Employers have been facing rapidly increasing liability for employment related claims. From sexual harassment to discrimination in hiring, employers are now legally responsible for a broader range of employment related acts. This change has resulted in an environment of rapidly increasing employment claims. Many small to medium sized businesses do not yet appreciate the significant employment exposure facing them. Employment litigation has increased by 400% in the last 10 years as a growing number of employees sue their employers for sexual harassment, discrimination and wrongful termination.
With the odds against us, as business owners how can we be expected to keep up on all of the ever-changing laws and regulations when it comes to dealing with our employees? The workshop “Top 10 Reasons Employers Get Sued” is designed with you – the business owner in mind (May 5th at the offices of SingerLewak, 2050 Main Street, 7th Floor, Irvine...4PM to 6PM). We will go in depth on the following topics and have an open forum for you to ask questions and receive your answers during the workshop.

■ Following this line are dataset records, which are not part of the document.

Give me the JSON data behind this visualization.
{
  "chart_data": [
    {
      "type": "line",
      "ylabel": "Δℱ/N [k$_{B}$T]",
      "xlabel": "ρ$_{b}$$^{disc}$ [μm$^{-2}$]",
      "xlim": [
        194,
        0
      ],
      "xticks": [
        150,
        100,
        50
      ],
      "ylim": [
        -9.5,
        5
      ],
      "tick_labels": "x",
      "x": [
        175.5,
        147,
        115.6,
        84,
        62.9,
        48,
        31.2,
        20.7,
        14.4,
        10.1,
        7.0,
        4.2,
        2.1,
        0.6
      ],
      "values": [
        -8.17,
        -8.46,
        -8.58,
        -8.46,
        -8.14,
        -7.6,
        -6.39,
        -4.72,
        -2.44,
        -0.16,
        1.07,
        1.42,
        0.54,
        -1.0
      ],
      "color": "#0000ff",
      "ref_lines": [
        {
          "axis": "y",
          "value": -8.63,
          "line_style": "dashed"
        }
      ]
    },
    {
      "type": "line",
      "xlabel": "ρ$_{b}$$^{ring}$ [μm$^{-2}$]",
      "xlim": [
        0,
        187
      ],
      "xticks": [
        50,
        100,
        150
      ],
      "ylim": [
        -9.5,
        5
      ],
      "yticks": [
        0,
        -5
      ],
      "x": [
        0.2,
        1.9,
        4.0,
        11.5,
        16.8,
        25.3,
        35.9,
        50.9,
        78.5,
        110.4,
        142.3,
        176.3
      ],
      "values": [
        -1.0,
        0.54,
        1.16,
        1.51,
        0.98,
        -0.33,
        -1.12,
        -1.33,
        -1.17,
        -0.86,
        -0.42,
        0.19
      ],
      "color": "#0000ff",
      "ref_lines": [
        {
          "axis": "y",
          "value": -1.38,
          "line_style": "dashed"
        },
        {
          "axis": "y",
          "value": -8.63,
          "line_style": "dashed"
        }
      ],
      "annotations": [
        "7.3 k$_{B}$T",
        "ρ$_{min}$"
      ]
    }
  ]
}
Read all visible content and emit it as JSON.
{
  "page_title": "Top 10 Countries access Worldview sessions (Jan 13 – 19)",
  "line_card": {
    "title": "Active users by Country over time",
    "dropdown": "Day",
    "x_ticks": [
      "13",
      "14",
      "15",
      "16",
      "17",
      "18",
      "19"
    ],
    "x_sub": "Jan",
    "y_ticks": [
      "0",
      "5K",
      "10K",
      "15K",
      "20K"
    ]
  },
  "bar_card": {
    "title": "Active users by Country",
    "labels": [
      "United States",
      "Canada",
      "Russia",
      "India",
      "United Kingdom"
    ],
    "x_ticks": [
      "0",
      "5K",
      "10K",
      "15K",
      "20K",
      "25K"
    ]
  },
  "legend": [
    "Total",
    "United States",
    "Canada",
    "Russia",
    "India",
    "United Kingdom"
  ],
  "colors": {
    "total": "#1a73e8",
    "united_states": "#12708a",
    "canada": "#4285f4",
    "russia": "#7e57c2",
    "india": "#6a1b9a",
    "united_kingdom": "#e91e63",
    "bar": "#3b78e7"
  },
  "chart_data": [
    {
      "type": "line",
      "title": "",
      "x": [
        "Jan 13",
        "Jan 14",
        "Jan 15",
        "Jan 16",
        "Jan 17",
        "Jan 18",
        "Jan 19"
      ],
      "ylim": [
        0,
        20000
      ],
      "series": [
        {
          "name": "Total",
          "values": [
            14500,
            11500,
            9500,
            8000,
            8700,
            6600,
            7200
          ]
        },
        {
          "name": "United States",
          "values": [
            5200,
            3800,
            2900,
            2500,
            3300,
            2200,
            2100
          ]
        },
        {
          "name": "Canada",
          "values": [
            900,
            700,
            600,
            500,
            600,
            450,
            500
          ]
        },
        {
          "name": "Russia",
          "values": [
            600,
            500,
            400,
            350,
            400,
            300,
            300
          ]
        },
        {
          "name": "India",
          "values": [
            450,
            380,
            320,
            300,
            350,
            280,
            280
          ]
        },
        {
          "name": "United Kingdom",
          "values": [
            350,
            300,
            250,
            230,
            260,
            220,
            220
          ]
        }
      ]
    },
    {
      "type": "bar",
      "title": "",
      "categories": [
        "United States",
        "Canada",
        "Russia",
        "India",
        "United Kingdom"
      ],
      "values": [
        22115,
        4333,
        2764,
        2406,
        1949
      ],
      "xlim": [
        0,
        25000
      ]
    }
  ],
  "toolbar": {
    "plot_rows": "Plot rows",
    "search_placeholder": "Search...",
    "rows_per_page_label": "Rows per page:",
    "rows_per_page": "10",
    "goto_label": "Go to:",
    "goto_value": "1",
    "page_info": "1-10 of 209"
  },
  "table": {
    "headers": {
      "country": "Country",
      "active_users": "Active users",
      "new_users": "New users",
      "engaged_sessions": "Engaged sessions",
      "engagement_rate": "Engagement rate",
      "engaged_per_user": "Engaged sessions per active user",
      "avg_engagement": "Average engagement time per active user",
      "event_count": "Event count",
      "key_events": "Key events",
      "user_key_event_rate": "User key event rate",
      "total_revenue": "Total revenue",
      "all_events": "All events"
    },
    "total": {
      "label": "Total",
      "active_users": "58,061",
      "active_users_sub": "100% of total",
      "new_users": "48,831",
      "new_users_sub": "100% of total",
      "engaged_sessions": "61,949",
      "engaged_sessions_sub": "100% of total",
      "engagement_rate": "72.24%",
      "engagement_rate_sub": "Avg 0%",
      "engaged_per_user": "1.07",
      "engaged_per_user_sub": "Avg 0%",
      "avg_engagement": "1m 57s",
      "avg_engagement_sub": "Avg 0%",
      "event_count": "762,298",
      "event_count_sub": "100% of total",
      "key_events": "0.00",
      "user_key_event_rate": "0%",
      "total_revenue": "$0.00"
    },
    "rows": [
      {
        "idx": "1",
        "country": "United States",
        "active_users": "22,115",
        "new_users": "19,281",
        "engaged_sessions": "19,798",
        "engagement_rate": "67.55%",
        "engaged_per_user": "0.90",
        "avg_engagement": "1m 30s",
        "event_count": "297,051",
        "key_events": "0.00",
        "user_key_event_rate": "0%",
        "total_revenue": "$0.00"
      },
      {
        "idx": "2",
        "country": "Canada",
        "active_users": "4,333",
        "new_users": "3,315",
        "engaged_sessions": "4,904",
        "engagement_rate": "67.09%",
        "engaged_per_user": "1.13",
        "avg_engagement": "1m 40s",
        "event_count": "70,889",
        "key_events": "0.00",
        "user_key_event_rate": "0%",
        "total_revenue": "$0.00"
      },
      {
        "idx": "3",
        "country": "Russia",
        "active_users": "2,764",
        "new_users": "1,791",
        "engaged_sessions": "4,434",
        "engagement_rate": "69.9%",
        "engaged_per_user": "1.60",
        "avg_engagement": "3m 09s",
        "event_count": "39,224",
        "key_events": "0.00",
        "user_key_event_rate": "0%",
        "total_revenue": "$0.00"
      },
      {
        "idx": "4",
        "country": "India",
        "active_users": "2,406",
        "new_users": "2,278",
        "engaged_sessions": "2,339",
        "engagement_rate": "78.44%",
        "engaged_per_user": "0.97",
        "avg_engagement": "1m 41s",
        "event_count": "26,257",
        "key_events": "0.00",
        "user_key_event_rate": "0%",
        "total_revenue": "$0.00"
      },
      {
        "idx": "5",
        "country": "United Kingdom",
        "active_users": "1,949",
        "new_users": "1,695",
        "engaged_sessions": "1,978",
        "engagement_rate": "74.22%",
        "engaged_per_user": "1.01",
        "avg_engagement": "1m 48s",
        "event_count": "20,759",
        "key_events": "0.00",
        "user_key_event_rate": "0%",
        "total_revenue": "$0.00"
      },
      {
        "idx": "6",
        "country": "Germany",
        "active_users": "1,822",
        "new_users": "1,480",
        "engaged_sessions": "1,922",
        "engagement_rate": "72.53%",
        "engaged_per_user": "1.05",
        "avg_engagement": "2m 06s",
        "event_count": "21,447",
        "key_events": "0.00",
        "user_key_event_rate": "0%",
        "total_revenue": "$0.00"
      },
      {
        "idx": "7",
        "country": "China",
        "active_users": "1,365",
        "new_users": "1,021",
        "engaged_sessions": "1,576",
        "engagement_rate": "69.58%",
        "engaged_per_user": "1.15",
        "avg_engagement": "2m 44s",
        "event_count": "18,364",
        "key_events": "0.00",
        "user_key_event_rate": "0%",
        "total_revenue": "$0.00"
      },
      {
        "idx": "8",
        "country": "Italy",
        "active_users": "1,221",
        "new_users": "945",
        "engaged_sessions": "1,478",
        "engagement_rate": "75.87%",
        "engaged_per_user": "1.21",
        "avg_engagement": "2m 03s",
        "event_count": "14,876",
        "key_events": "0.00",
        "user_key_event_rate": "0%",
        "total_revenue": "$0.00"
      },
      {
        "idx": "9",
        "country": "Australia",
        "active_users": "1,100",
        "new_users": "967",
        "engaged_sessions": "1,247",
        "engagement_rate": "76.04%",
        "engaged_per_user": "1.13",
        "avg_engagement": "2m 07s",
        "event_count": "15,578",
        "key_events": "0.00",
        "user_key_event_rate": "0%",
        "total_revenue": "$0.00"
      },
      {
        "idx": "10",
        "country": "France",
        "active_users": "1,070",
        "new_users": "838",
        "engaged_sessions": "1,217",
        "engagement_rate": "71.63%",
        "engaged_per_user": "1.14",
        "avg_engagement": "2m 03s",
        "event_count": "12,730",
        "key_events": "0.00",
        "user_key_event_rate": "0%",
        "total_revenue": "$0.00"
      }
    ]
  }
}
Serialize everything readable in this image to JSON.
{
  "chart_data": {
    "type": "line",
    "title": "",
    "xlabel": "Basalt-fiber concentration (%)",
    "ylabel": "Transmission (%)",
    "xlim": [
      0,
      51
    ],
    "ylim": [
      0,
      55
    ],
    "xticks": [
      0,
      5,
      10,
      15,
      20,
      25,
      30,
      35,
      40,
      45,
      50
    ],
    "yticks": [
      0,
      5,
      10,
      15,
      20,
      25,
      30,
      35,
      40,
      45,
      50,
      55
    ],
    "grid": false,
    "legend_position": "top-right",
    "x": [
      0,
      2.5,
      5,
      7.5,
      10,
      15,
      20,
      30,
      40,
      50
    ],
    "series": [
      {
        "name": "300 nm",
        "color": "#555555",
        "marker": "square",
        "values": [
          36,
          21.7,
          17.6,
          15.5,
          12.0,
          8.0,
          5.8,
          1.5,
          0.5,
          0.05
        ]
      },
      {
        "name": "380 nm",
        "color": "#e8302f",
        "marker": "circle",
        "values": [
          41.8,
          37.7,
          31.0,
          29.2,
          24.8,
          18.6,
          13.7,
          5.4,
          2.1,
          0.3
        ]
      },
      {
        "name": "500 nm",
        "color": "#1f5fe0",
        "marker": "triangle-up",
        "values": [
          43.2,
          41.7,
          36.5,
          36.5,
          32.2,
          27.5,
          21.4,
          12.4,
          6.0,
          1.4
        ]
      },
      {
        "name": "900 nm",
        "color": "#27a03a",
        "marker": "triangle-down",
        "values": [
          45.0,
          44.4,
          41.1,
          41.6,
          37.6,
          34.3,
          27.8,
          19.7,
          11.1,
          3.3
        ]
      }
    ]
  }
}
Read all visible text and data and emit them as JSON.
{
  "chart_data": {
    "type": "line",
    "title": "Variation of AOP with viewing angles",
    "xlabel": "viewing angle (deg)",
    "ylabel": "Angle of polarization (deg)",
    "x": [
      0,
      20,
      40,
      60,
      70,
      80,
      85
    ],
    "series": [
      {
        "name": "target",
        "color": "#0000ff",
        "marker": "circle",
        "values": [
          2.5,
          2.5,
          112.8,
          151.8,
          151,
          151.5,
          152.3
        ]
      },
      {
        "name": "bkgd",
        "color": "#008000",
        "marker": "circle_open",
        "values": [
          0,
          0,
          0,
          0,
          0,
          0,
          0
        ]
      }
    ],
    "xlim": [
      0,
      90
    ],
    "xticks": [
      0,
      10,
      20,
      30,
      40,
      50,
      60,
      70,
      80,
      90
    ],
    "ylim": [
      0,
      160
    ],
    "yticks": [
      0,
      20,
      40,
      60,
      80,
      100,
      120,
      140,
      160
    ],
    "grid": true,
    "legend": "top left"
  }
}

The best way to make sure your company’s actions don’t become one of the top 10 things employers do to get sued is to become an informed employer. The best way to stay on top of the most up to date information regarding dealing with your employees is to have a solid strategy and a third-party that specializes in the information.
Here are some the topics we will cover in the workshop:
· Overall policy development – do’s and don’ts
· Having a “use-it-or-lose-it” policy which means employees lose accrued vacation days if the employee doesn’t take the days by a specific deadline.
· Failing to provide a final paycheck within the legal time limits, regardless of what company issued property the employee still holds, can be a costly and time-consuming mistake.
· An employer is not shielded from a lawsuit simply because the employee has returned to work for a period of time after a workers’ compensation injury.
· Wage and hour laws place many restrictions on the number of hours an employee may work each day and week without overtime pay.
· Training employees on such topics as sexual harassment, discrimination, safety and wage and hour laws.
· Certain employees are exempt from overtime requirements and can be paid a straight salary no matter how many hours a week they work. How to classify them?
· For each workday an employer doesn’t give an employee a required meal break, the employer owes the employee one additional hour of pay.
· An employee who signs a non-compete agreement is consenting not to work for one of your competitors for a certain period of time after leaving your company. While this practice is legal in many other states, California law specifically prohibits non-compete agreements.
· The consequences for misclassifying an employee as an independent contractor can be significant tax, wage and benefits liabilities, as well as massive fines that may be imposed by state and federal agencies.
To adapt a quote from the well-known 18th-century literary critic Samuel Johnson, the road to being sued by an employee is oft paved with good intentions. Whether it's agreeing to an employee's seemingly reasonable scheduling request, simplifying the payroll, or just saving a little money, an employer's good intentions easily can lead to lawsuits.
Our intention in providing you this information is to give you awareness of the possibility and tools to avoid the pitfalls.